Domon, Melcarne and Ramello (2019)
|Domon, Melcarne and Ramello (2019)|
|Title:||Digital piracy in Asian countries|
|Author(s):||Koji Domon, Alessandro Melcarne, Giovanni B. Ramello|
|Citation:||Domon, K., Melcarne, A. And Ramello, B. (2019) Digital piracy in Asian countries. Journal of Industrial and Business Economics, 46(1), pp. 117 - 135|
|Key Related Studies:|
|About the Data|
|Data Description:||Data were obtained from surveys issued to undergraduate students in China, Vietnam, Korea and Japan, totalling 400 random respondents (100 per country). Variables included respondent location, demographic information, and psychological aspects e.g. feelings of guilt when engaging in piracy. A regression model was used to determine the impact of these variables on the overall likelihood to engage in piracy.|
|Data Type:||Primary data|
|Secondary Data Sources:|
|Data Collection Methods:|
|Data Analysis Methods:|
|Cross Country Study?:||Yes|
|Government or policy study?:||No|
|Time Period(s) of Collection:||
“Piracy has been one of the most flamboyant topics in the legal and economic literature of the last two decades. The increased importance assigned to copyright in national economies determined the imposing of this issue as one of the leading voices in the exports of many developed countries. However, the impact of several disruptive innovations (such as the internet and all its related technologies) has weakened the original role of copyright, thus stimulating a wide scholarly literature. While the core of this stream of literature has in general considered consumers like potential infringers and tried to check the impact of piracy on sales and industry profits, a few papers have considered the behavioral perspective. This aspect becomes crucial if one wants to take consumers’ viewpoint into account, while studying the inner factors that led them to infringe copyright. Yet, behavioral law and economics literature teaches us that beside any normative claims, the individuals’ compliance to the law depends on a complex interaction of factors including risk perception, size of sanctions, psychological determinants, and cultural values which jointly determine the social norms that must be properly understood in order to make efficient laws. If a handful of papers have already tried to gain insights on consumers’ behavior in western countries, the issue is still largely neglected in many countries in the rest of the world. This paper takes advantage of a survey conducted through field research in four Asian countries, (China, Japan, Korea and Vietnam) in order to provide an innovative picture of consumers’ behavior and sketch out some more general policy implications.”
Main Results of the Study
The study finds that local, non-legal rules and social norms are more fundamental to determining piracy than legal frameworks:
• Firstly, the study concludes that gender and economic justifications (e.g. cost-saving) have no significant correlation with determining engagement with piracy.

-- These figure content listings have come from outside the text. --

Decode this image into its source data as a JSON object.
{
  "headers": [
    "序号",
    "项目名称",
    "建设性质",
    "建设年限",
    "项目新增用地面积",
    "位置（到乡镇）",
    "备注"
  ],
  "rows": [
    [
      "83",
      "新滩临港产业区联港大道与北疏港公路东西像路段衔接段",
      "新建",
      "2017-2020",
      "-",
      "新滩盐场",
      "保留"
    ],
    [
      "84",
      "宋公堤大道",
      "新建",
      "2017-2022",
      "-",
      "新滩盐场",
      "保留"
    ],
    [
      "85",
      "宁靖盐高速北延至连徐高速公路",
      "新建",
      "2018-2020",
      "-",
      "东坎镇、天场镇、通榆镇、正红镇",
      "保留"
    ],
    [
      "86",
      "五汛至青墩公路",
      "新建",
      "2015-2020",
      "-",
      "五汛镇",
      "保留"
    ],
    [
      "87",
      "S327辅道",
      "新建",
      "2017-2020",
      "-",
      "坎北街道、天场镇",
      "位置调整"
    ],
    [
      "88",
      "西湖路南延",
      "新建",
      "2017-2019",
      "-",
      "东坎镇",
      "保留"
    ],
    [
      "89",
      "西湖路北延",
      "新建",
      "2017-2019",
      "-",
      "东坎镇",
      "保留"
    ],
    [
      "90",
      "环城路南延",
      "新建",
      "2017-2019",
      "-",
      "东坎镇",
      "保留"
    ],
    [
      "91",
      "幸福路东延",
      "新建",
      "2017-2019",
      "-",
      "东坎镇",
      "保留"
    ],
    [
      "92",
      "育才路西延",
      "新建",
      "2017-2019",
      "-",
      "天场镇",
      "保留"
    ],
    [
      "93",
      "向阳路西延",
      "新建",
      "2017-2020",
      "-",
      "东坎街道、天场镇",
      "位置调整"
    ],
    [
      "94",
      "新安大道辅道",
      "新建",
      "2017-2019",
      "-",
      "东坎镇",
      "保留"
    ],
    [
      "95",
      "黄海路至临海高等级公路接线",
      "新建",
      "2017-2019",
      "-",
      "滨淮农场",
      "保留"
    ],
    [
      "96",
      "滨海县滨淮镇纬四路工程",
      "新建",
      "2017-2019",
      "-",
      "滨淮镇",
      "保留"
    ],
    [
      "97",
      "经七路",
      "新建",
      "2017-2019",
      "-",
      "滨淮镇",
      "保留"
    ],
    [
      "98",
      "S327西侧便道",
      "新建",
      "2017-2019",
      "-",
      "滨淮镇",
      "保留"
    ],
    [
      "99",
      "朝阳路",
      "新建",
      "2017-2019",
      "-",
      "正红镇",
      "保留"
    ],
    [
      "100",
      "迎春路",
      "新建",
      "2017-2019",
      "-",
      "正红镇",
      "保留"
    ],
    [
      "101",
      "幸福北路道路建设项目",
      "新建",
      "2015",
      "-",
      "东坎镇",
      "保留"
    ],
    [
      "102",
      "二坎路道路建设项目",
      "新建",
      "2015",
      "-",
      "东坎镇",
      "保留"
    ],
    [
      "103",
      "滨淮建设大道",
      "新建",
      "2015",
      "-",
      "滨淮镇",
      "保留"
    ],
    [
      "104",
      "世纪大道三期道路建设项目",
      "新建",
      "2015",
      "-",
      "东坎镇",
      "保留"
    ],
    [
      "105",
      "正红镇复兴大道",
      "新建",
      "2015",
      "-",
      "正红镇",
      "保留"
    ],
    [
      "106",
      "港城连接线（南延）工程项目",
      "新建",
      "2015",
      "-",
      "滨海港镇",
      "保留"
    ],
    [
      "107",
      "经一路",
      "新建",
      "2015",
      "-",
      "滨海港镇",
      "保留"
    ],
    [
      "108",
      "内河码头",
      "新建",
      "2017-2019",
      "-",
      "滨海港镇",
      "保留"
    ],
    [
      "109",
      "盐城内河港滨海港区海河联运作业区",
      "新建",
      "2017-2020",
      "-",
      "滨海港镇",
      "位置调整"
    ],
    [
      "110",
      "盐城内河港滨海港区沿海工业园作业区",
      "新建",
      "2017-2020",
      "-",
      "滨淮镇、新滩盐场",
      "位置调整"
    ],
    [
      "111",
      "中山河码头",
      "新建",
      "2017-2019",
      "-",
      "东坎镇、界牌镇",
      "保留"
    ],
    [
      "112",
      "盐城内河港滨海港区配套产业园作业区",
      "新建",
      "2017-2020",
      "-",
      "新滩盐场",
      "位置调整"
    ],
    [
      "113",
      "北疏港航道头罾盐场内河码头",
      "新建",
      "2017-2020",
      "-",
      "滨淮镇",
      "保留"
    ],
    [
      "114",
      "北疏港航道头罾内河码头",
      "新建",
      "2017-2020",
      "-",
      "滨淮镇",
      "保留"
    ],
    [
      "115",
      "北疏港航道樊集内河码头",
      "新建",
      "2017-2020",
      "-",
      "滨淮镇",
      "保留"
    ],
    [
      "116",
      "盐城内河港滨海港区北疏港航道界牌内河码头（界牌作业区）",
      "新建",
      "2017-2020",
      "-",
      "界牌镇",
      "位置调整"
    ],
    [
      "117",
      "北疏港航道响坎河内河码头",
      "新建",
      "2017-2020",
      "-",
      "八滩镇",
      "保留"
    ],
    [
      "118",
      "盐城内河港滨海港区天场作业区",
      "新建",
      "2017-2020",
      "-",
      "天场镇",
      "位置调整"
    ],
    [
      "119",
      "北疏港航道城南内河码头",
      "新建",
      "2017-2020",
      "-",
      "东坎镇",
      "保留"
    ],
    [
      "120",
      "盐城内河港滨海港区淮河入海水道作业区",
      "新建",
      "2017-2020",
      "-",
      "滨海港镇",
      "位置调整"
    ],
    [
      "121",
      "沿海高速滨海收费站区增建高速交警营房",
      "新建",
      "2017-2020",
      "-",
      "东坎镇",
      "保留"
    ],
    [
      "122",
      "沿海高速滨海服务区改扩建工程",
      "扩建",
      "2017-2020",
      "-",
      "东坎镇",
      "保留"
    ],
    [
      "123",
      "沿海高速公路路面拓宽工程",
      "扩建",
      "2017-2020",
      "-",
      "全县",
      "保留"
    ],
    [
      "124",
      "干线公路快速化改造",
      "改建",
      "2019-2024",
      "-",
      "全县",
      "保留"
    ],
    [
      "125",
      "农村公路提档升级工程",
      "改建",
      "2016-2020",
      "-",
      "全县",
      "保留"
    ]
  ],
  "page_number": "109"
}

• Secondly, the data suggests that piracy behaviours diverge even across countries with similar legal frameworks. People in China and Korea are more likely to use P2P networks, whereas people in Japan are less likely to engage in piracy. The authors note that Japan and Korea have similar copyright systems, yet the differences between suggest this is not a determinant of piratical behaviour.
• Thirdly, in measuring feelings of guilt when engaging in piratical behaviour, the study finds that this impacts likelihood to engage; for example, people in Japan are least likely to use P2P, and correspondingly feel the most guilt when engaging in such behaviours. As such, having dismissed the significance of the copyright legal system, variance in ethical standards and social norms across countries are more likely to determine likelihood to infringe.
Policy Implications as Stated By Author
Having concluded that social norms have a stronger impact on behaviour than the legal framework, the authors suggest: (i) that a “one size fits all” approach to tackling piracy is inappropriate, and each country would be better to adopt their own tailored actions, and (ii) if persistent social norma and the legal framework diverge greatly, legislators may be better to look at the former for guidance.